Atlantismo
Não faltam excelentes livros sobre as relações entre Portugal e os Estados Unidos. Relembro aqui, entre os relativamente recentes, História das Relações Portugal – EUA (1776-2015), de Tiago Moreira de Sá, pela mestria da síntese, do mesmo autor o esclarecedor Os Americanos na Revolução Portuguesa e ainda, na mesma linha, Kennedy-Salazar: A Crise de Uma Aliança. As Relações Luso-Americanas entre 1961 e 1963, de Luís Nuno Rodrigues.

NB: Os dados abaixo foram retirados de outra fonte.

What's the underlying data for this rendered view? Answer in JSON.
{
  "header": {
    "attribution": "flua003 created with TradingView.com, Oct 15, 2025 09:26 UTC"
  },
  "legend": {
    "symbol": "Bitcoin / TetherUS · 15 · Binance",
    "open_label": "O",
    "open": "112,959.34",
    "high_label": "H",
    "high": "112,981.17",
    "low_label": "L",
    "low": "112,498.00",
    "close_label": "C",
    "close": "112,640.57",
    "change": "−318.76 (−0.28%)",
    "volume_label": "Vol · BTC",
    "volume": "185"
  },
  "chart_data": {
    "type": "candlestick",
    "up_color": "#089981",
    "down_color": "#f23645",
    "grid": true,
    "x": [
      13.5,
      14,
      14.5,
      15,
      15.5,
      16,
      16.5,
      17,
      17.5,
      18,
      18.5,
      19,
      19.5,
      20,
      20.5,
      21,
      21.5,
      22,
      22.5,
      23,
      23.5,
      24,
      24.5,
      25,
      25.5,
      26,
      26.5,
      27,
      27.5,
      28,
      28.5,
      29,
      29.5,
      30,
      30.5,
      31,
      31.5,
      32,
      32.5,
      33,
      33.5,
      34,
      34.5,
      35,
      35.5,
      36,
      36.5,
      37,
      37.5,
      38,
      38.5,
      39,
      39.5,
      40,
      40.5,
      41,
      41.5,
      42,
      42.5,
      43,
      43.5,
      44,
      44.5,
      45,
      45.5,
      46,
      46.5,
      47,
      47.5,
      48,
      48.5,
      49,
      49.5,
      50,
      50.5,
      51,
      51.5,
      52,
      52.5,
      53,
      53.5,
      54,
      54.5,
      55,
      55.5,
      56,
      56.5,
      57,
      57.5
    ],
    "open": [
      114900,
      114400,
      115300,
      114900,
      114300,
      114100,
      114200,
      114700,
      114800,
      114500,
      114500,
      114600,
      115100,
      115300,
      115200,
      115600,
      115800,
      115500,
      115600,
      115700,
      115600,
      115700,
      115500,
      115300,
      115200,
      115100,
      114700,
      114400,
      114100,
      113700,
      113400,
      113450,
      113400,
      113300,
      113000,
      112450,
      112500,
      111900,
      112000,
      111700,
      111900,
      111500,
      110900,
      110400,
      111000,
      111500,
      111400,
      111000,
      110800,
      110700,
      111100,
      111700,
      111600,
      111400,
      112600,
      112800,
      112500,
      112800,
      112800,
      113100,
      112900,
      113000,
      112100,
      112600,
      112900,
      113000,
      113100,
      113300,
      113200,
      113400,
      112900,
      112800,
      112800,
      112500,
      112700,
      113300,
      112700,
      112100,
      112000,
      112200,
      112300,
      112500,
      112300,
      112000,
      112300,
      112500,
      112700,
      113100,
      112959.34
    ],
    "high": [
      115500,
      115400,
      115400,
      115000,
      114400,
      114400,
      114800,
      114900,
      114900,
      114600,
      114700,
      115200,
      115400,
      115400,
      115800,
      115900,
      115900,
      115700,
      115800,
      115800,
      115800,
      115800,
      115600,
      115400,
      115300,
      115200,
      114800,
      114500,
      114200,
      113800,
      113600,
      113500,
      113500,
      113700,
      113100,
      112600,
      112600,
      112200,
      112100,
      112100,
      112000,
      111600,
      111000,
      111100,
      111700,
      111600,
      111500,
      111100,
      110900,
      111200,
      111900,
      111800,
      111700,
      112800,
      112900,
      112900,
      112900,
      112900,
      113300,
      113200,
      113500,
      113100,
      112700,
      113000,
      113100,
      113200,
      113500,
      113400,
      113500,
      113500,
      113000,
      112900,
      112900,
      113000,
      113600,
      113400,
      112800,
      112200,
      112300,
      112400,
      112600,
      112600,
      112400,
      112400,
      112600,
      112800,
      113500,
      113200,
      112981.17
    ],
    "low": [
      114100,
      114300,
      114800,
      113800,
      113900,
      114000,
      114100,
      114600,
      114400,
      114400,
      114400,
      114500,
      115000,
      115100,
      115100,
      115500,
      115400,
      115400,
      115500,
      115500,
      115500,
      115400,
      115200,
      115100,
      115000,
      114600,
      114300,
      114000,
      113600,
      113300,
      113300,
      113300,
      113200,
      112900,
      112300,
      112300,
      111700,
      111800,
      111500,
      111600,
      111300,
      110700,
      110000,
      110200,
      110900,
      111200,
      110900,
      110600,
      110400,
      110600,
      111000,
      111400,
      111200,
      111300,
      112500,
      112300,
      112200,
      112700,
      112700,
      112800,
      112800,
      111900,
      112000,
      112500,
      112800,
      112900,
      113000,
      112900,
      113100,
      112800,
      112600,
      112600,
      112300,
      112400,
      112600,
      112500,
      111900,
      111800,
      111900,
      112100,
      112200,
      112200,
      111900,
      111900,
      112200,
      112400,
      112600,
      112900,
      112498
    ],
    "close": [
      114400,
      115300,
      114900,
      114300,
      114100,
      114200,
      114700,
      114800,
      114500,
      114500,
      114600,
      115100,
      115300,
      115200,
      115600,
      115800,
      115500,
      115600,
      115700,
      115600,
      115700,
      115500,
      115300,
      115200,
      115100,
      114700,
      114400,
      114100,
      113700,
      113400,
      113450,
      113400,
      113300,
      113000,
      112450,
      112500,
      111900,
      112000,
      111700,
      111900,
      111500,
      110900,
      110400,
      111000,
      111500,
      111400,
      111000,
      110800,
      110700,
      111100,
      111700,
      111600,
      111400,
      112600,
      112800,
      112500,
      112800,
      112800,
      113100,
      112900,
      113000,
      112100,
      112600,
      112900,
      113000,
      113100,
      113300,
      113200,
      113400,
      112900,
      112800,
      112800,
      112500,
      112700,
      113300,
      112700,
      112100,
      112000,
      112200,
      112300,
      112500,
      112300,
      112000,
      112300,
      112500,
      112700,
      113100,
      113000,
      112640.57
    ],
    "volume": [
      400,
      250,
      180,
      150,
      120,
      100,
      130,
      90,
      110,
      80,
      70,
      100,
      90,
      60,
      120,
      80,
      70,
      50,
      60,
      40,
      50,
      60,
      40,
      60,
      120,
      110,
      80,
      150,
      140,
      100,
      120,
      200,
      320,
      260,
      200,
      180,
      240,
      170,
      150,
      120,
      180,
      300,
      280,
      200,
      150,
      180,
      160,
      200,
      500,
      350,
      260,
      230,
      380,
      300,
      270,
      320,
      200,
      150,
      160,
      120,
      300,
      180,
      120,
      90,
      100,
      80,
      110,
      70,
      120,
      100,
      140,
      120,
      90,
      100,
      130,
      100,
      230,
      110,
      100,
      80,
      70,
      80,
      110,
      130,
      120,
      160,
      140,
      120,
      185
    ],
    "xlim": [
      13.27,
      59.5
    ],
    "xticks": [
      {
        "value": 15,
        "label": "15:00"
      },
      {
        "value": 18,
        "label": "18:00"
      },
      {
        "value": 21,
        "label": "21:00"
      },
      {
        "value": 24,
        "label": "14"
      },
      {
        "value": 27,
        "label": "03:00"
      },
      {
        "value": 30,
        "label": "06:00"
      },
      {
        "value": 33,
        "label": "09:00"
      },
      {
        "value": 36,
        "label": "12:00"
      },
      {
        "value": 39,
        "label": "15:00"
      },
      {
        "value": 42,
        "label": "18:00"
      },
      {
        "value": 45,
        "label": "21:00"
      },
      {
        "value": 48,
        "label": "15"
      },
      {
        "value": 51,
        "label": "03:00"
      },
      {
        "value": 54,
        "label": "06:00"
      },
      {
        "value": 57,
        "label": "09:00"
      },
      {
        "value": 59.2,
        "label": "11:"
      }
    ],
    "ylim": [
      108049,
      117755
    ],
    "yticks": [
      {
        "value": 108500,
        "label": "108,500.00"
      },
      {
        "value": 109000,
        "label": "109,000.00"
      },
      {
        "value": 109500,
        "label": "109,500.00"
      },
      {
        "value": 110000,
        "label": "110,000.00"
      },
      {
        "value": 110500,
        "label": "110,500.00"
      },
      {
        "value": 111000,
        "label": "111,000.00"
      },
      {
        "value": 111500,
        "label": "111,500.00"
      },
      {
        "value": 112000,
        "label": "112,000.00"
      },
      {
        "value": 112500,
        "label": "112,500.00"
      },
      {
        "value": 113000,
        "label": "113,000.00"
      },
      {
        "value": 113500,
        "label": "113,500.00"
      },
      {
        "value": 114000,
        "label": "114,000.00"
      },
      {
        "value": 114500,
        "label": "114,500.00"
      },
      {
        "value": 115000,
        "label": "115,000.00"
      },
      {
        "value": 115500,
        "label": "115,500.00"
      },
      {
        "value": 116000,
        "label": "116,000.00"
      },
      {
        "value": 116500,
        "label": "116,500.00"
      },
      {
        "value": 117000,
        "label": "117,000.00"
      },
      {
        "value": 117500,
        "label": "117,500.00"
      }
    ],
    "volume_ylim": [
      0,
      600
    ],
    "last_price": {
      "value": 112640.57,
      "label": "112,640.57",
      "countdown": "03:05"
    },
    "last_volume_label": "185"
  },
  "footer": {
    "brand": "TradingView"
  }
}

Mas não posso deixar de referir, nas minhas leituras, toda uma extensíssima obra – entre ensaios, livros crónicas e muito mais – de Onésimo Almeida, que ao longo das décadas tanto tem feito para dar a conhecer Portugal aos americanos e a América aos portugueses. Por entre uma visita guiada a Brown, que saiu como reportagem no DN e depois incluída no livro Na América do Tio Silva (edição DN/FLAD), o académico luso-americano ajudou-me a perceber como a relação entre os dois países vai muito além do vinho Madeira a celebrar a Declaração de Independência americana, do reconhecimento precoce por D. Maria I, da amizade do Abade Correia da Serra com Thomas Jefferson, da cedência da base das Lajes ou da cofundação da NATO. Falou-me, claro, dos nossos emigrantes, apresentando-me Manuel Pedroso, na época quase centenário já, na sua mercearia em Providence, mas também Daniel da Ponte, então senador estadual de Rhode Island. Alertando-me igualmente para os muitos americanos que partem à descoberta de Portugal, até para estudar (recordes sucessivos até à chegada da pandemia, segundo a Comissão Fulbright), das relações entre empresas dos dois lados do Atlântico, etc., etc. Não por acaso, em entrevista ao DN há um ano, a então Encarregada de Negócios em Lisboa, Kristin Kane, afirmava que “hoje a relação entre Portugal e os EUA vai muito além dos livros de História, além das Lajes”.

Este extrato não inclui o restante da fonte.